Background • Had been working on ‘domain referenced testing’ in PCMD. • Had been thinking about ‘progress testing’. • Chairing university’s assessment review. • Received a paper with the title ‘The trouble with resits…’ to review. • Started to think … • Time to share my problem!
The ‘progress test’ prompt • A ‘progress test’ is a test set at graduation level but sat by students in all years.
The ‘progress test’ prompt • Concept goes back to Goulet (1955). • First practical application described by Arnold & Willoughby (1990). • My question - How can we use prior information (results on previous tests) to improve our estimate of what a student currently knows?
The referee prompt • Looked at resits in clinical examinations • Claimed that ‘it would be a brave assessment team which set a higher pass-mark for a resit …’ • My question – Why do we not do this?
Educational measurement • Educational measurement … is better conceived of as testing student performance on a sample of tasks from the area for purposes of predicting the extent of satisfactory performance in the area as a whole. Bock, Thissen & Zimowski (1997)
Educational measurement vs. competency testing? • Competency testing means you can do a specific task. Multiple tries are sensible. • (Perhaps we need repetitive competency assessments? Is a sample of one enough?) • This is different from educational measurement. • Educational measurement is an inference problem. • Take a sample of tasks representative of the whole domain. • On the basis of the performance on the sample we make inference about the whole domain.
The trouble with resits … • A resit is another sample. How should we treat it?
The literature on re-sits • There’s some info about what people do but very little about why. • Educational Measurement: Issues and Practice has nothing. • Journal of Educational Measurement has nothing. • Assessment and Evaluation in Higher Education has nothing. • “Measurement and assessment in teaching” Linn & Gronlund has nothing. • Can you help?
Some theory (1) • All educational measurements are made with uncertainty • This is usually described as the ‘Standard error of measurement’. • The aim is to come to reliable decisions, usually implying a measurement with a small standard error.
Inference and uncertainty • Uncertainty arises because of 1) the sample, 2) other sources of error. • If someone fails, is this because the sample is inappropriate for them? - there is “case specificity”. • A resit is another sample. How should we treat it?
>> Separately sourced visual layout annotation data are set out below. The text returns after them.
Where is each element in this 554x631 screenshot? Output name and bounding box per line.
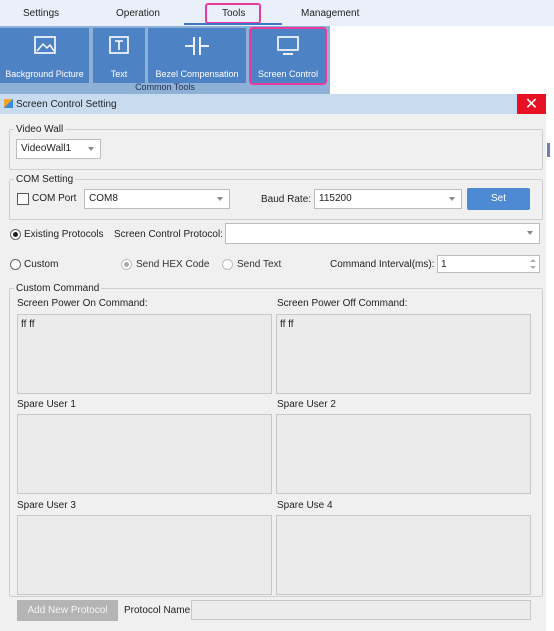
command-interval-value: 1 <box>441 259 447 270</box>
text-icon <box>109 36 129 54</box>
chevron-down-icon <box>88 147 94 151</box>
baud-rate-select[interactable]: 115200 <box>314 189 462 209</box>
menu-settings[interactable]: Settings <box>23 8 59 19</box>
set-button[interactable]: Set <box>467 188 530 210</box>
send-hex-radio[interactable] <box>121 259 132 270</box>
video-wall-select[interactable]: VideoWall1 <box>16 139 101 159</box>
active-tab-indicator <box>184 23 282 25</box>
custom-command-legend: Custom Command <box>16 283 100 294</box>
spare-user-1-label: Spare User 1 <box>17 399 76 410</box>
group-label: Common Tools <box>135 82 195 92</box>
app-icon <box>4 99 13 108</box>
stepper-up-icon[interactable] <box>530 259 536 262</box>
protocol-name-label: Protocol Name: <box>124 605 193 616</box>
bezel-compensation-button[interactable]: Bezel Compensation <box>148 28 246 83</box>
baud-rate-label: Baud Rate: <box>261 194 312 205</box>
spare-user-2-input[interactable] <box>276 414 531 494</box>
com-setting-legend: COM Setting <box>16 174 74 185</box>
stepper-down-icon[interactable] <box>530 266 536 269</box>
command-interval-stepper[interactable]: 1 <box>437 255 540 273</box>
tools-highlight <box>205 3 261 24</box>
spare-user-4-input[interactable] <box>276 515 531 595</box>
background-picture-button[interactable]: Background Picture <box>0 28 89 83</box>
side-marker <box>547 143 550 157</box>
text-button[interactable]: Text <box>93 28 145 83</box>
existing-protocols-label: Existing Protocols <box>24 229 104 240</box>
ribbon: Background Picture Text Bezel Compensati… <box>0 26 554 94</box>
custom-radio[interactable] <box>10 259 21 270</box>
text-label: Text <box>110 69 128 79</box>
chevron-down-icon <box>217 197 223 201</box>
common-tools-group: Background Picture Text Bezel Compensati… <box>0 26 330 94</box>
add-new-protocol-button[interactable]: Add New Protocol <box>17 600 118 621</box>
video-wall-value: VideoWall1 <box>21 143 72 154</box>
spare-user-2-label: Spare User 2 <box>277 399 336 410</box>
screen-control-protocol-label: Screen Control Protocol: <box>114 229 223 240</box>
com-port-label: COM Port <box>32 193 77 204</box>
menu-bar: Settings Operation Tools Management <box>0 0 554 27</box>
spare-user-4-label: Spare Use 4 <box>277 500 333 511</box>
spare-user-1-input[interactable] <box>17 414 272 494</box>
bezel-compensation-icon <box>185 37 209 55</box>
command-interval-label: Command Interval(ms): <box>330 259 435 270</box>
picture-icon <box>33 36 56 54</box>
background-picture-label: Background Picture <box>5 69 84 79</box>
existing-protocols-radio[interactable] <box>10 229 21 240</box>
power-on-command-input[interactable]: ff ff <box>17 314 272 394</box>
com-port-select[interactable]: COM8 <box>84 189 230 209</box>
power-on-label: Screen Power On Command: <box>17 298 148 309</box>
video-wall-legend: Video Wall <box>16 124 64 135</box>
spare-user-3-input[interactable] <box>17 515 272 595</box>
menu-operation[interactable]: Operation <box>116 8 160 19</box>
right-edge <box>546 114 554 631</box>
close-button[interactable]: ✕ <box>517 94 546 115</box>
dialog-title: Screen Control Setting <box>16 99 117 110</box>
chevron-down-icon <box>527 231 533 235</box>
menu-management[interactable]: Management <box>301 8 359 19</box>
screen-control-protocol-select[interactable] <box>225 223 540 244</box>
baud-rate-value: 115200 <box>319 193 352 204</box>
power-off-value: ff ff <box>280 319 294 330</box>
send-text-label: Send Text <box>237 259 282 270</box>
chevron-down-icon <box>449 197 455 201</box>
bezel-compensation-label: Bezel Compensation <box>155 69 239 79</box>
dialog-title-bar: Screen Control Setting <box>0 94 546 114</box>
protocol-name-input[interactable] <box>191 600 531 620</box>
com-port-value: COM8 <box>89 193 118 204</box>
screen-control-highlight <box>249 27 327 85</box>
spare-user-3-label: Spare User 3 <box>17 500 76 511</box>
custom-label: Custom <box>24 259 59 270</box>
com-port-checkbox[interactable] <box>17 193 29 205</box>
power-on-value: ff ff <box>21 319 35 330</box>
send-text-radio[interactable] <box>222 259 233 270</box>
send-hex-label: Send HEX Code <box>136 259 210 270</box>
power-off-label: Screen Power Off Command: <box>277 298 408 309</box>
power-off-command-input[interactable]: ff ff <box>276 314 531 394</box>
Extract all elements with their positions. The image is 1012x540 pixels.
Some theory (2) • Adaptive testing or multi-stage testing. • In classical adaptive testing we give a student a task of average difficulty. • If they pass they the get a harder task. This gives more information at their particular ability level. • If they fail, they get an easier task. • Assumes ‘unidimensionality’. • Students who hover around the pass mark generally sit longer tests to reduce the standard error of measurement.
Some theory (3) • In multi-stage testing we give a student a sample of tasks. • If they are a clear pass or fail the test ends. • Students near the pass mark are given another sample of tasks. If the combined sample gives a clear pass/fail decision then the test stops. • If there is still too much uncertainty, another sample of tasks is given. • Again, students who hover around the pass mark generally sit longer tests to reduce the standard error of measurement.
How should we treat resits?? • Is a resit an independent sample? That’s how we (and everyone else) treat it. • Or is a resit a second sample? Are we using it to increase the sample size?
Should we use prior information?? • After the first test we have an indication that a student who fails has not mastered the content/tasks that we expect. • Should we use that information when we assess the resit? • If we should, how would it work?
How would it work? • The student mark on the combined first attempt and resit is used to make the pass/fail decision.
How would it work? • Students who narrowly fail on the first attempt would only have to improve slightly to pass. • Students who fail badly on the first attempt would have to improve substantially to pass.
Implications and discussion • I need help! • Your thoughts? • Anyone know any literature on the ‘Theory of resits’???